For instance, assuming we have priors set up as above, we can visualize the
prior distribution(s) like this:
plot_prior(priors, "Ne")To make developing complete pipelines more efficient, demografr also provides
means to test and evaluate their individual components even further.
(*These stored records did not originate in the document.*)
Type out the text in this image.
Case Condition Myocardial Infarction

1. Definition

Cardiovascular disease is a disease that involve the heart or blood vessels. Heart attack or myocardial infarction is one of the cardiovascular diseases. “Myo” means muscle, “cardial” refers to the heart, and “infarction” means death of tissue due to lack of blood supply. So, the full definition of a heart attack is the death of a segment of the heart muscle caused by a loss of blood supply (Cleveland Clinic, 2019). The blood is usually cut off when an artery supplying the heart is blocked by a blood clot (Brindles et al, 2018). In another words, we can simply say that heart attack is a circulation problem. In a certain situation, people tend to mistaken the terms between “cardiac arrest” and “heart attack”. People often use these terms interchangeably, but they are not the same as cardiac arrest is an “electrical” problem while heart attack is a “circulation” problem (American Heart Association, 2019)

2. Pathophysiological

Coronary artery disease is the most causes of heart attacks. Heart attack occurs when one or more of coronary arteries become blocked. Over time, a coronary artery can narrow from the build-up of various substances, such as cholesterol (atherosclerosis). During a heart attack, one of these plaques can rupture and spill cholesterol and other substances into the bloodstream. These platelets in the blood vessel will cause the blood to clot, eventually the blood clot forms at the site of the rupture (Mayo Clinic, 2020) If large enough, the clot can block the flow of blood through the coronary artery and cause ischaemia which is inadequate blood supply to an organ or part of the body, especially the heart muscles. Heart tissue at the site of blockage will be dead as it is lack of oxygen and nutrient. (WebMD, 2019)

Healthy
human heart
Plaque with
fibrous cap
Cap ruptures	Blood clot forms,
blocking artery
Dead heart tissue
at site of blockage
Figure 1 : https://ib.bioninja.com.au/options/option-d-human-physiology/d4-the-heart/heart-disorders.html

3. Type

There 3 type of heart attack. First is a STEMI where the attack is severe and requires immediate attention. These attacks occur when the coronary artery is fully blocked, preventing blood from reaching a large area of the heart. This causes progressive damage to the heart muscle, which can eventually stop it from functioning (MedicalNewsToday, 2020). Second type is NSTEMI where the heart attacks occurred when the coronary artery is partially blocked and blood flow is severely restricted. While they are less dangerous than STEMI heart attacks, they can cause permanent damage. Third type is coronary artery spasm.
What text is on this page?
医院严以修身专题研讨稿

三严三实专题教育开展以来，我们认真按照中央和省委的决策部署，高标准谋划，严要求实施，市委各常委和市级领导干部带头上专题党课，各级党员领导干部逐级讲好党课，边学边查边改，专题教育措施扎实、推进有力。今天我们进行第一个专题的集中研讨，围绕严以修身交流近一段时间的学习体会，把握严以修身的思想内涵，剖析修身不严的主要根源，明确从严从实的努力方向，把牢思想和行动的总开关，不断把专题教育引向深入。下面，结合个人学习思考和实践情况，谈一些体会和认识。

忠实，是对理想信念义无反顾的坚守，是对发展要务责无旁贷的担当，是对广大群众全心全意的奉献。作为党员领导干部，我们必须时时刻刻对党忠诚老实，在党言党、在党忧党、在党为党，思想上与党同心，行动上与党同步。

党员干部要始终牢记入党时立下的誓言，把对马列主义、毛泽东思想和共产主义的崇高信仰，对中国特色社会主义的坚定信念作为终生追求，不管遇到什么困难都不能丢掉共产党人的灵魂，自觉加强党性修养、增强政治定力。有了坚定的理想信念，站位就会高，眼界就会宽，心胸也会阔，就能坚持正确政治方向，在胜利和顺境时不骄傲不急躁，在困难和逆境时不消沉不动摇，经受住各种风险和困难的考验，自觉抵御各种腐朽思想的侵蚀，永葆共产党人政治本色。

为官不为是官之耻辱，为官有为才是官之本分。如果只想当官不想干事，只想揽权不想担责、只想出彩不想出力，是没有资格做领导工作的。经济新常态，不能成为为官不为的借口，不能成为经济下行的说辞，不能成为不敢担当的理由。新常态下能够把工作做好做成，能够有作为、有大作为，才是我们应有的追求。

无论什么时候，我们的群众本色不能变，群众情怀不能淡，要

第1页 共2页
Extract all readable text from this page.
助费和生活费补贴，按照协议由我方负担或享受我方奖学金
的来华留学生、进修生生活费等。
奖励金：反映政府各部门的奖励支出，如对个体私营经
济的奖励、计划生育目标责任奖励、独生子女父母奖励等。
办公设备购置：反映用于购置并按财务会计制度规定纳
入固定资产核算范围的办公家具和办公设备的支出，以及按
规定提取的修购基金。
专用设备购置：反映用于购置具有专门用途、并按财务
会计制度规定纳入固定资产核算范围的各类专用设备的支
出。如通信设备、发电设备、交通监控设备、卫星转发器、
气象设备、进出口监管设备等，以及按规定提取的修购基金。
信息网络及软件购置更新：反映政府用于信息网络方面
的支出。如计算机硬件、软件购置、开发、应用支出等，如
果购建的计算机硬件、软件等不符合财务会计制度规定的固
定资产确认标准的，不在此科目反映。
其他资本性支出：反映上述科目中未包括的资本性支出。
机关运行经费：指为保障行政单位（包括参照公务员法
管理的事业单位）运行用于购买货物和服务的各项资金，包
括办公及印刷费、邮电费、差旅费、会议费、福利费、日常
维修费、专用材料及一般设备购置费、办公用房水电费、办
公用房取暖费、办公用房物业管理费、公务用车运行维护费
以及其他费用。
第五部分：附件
For instance,
the function simulate_model() simulates data from a single simulation run:
ts <- simulate_model(model, priors, sequence_length = 1e6, recombination_rate = 1e-8, mutation_rate = 1e-8)
ts
#> ╔═══════════════════════════╗
#> ║TreeSequence ║
#> ╠═══════════════╤═══════════╣
#> ║Trees │ 1,670║
#> ╟───────────────┼───────────╢
#> ║Sequence Length│ 1,000,000║
#> ╟───────────────┼───────────╢
#> ║Time Units │generations║
#> ╟───────────────┼───────────╢
#> ║Sample Nodes │ 200║
#> ╟───────────────┼───────────╢
#> ║Total Size │ 467.6 KiB║
#> ╚═══════════════╧═══════════╝
#> ╔═══════════╤═════╤═════════╤════════════╗
#> ║Table │Rows │Size │Has Metadata║
#> ╠═══════════╪═════╪═════════╪════════════╣
#> ║Edges │7,284│227.6 KiB│ No║
#> ╟───────────┼─────┼─────────┼────────────╢
#> ║Individuals│ 100│ 2.8 KiB│ No║
#> ╟───────────┼─────┼─────────┼────────────╢
#> ║Migrations │ 0│ 8 Bytes│ No║
#> ╟───────────┼─────┼─────────┼────────────╢
#> ║Mutations │1,942│ 70.2 KiB│ No║
#> ╟───────────┼─────┼─────────┼────────────╢
#> ║Nodes │2,122│ 58.0 KiB│ No║
#> ╟───────────┼─────┼─────────┼────────────╢
#> ║Populations│ 4│331 Bytes│ Yes║
#> ╟───────────┼─────┼─────────┼────────────╢
#> ║Provenances│ 2│ 3.3 KiB│ No║
#> ╟───────────┼─────┼─────────┼────────────╢
#> ║Sites │1,938│ 47.3 KiB│ No║
#> ╚═══════════╧═════╧═════════╧════════════╝With this one simulation data instance ts (in this case, a tree-sequence
object of which the above-mentioned function
simulate_abc() would produce millions, making troubleshooting challenging and
slow),
we can apply individual summary statistic functions using another helper
function summarise_data():
summarise_data(ts, functions)
#> $diversity
#> # A tibble: 4 × 2
#> set diversity
#> <chr> <dbl>
#> 1 A 0.0000792
#> 2 B 0.0000409
#> 3 C 0.000190
#> 4 D 0.000126
#>
#> $divergence
#> # A tibble: 6 × 3
#> x y divergence
#> <chr> <chr> <dbl>
#> 1 A B 0.000270
#> 2 A C 0.000255
#> 3 A D 0.000268
#> 4 B C 0.000206
#> 5 B D 0.000248
#> 6 C D 0.000211
#>
#> $f4
#> # A tibble: 1 × 5
#> W X Y Z f4
#> <chr> <chr> <chr> <chr> <dbl>
#> 1 A B C D -0.0000152By comparing the format of this result to the observed data (given in the
list observed at the beginning of this page), we can make sure
that both simulated and observed summary statistics are mutually compatible,
and can be thus directly compared in later steps of the ABC workflow.
See the reference for a complete overview of the functionality of this package.